Baghdad, Asharq Al-Awsat—Iraqi MPs for Diyala province, including Speaker of Parliament Salim Al-Jabouri, have received death threats warning them to stop all investigations into a massacre that took place in a village in the region last week, according to one MP from the province.
Around 70 Sunni men were killed in the village of Barwanah last Monday in what one Diyala MP called “an act of systematic mass murder.”
Government troops and Shi’ite militias had entered the village days before as part of an offensive to rid the area of fighters belonging to the Islamic State of Iraq and Syria (ISIS).
While many Shi’ite politicians in the country have blamed ISIS for the killings, several Sunni politicians held the volunteer Shi’ite militias responsible, and called for an immediate investigation.

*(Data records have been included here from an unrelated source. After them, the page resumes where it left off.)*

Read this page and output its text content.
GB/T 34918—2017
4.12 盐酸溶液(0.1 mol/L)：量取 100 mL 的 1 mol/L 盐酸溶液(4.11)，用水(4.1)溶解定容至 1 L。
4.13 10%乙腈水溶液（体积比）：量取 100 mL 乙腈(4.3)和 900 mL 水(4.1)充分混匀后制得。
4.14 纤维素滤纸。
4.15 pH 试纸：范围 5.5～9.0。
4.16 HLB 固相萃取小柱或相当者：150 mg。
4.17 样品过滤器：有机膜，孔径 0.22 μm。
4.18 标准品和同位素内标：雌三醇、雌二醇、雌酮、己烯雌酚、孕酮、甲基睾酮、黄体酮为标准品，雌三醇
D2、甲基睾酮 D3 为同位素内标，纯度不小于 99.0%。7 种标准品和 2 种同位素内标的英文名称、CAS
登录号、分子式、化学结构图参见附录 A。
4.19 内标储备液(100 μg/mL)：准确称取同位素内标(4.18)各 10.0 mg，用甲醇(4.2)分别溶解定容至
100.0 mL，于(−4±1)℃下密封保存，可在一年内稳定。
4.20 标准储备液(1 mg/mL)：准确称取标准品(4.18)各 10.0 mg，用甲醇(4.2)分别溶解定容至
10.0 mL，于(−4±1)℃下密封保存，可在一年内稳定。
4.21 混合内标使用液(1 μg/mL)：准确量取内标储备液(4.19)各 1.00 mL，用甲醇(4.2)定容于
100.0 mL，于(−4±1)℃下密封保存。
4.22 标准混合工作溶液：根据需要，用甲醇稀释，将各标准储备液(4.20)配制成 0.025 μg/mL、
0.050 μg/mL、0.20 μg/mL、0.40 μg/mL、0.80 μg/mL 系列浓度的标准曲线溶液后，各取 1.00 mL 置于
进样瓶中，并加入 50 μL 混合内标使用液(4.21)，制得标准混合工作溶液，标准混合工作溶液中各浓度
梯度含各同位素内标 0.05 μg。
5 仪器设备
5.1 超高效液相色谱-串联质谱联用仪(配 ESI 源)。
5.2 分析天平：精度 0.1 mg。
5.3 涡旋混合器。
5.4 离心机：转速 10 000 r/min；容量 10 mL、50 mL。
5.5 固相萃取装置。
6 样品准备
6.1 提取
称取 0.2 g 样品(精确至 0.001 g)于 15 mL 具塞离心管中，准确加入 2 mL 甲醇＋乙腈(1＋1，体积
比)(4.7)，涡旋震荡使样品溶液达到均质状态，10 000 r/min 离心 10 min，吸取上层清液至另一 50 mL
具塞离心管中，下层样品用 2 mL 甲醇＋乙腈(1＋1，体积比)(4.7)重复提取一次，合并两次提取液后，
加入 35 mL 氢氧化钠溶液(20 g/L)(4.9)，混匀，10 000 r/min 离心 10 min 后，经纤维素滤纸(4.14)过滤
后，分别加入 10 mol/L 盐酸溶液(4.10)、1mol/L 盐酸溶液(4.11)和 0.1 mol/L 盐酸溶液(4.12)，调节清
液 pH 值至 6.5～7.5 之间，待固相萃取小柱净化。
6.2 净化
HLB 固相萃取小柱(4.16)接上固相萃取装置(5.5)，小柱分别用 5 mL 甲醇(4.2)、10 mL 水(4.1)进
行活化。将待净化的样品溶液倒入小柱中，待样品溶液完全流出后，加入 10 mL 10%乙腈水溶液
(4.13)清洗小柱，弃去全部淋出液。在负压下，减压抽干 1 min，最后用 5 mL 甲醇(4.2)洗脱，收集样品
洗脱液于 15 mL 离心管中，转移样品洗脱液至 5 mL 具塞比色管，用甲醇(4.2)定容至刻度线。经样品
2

They included MPs from Diyala province, all six of whom have now received death threats from the government official placed in charge of the village, ordering them to stop all investigations into the incident, according to Salah Al-Jabouri, one of the MPs.
“The death threats came via telephone and were directed at all Diyala’s MPs as well as Sunni members of the provincial council,” Jabouri told Asharq Al-Awsat.
He also claimed the committee charged with investigating the incident had not yet arrived at the village, saying there was a “premeditated and deliberate ploy to delay the investigation and eventually pin the crime onto an unknown individual.”
Diyala’s MPs may now head to international criminal tribunals if the investigation into the killings is not taken up seriously by the Iraqi government, Jabouri said.
Jabouri met with Defense Minister Khaled Al-Obaidi, who heads the committee investigating the killings, on Sunday. In a statement, Jabouri said he had been keen to “stress the importance of speeding up the committee’s investigation and the announcement of its results.”
Volunteer militias, both Sunni and Shi’ite, have become a more prominent phenomenon in Iraq in recent years, especially after the US-led invasion of the country in 2003, when such militias were co-opted by Iraqi and US forces to help in the fight against Al-Qaeda in the country.
However, some of those militias have also carried out thousands of sectarian killings, “cleansing” whole neighborhoods of Baghdad and other cities of members of rival sects.
More recently, volunteer militias, especially Shi’ite groups, have been on the rise in light of the fight against ISIS, aiding Iraqi government forces in battling the group.
Some of these Shi’ite militias have been accused of carrying out a new wave of indiscriminate sectarian killings in communities suspected of harboring ISIS sympathizers, with the massacre in Barwanah the latest such accusation.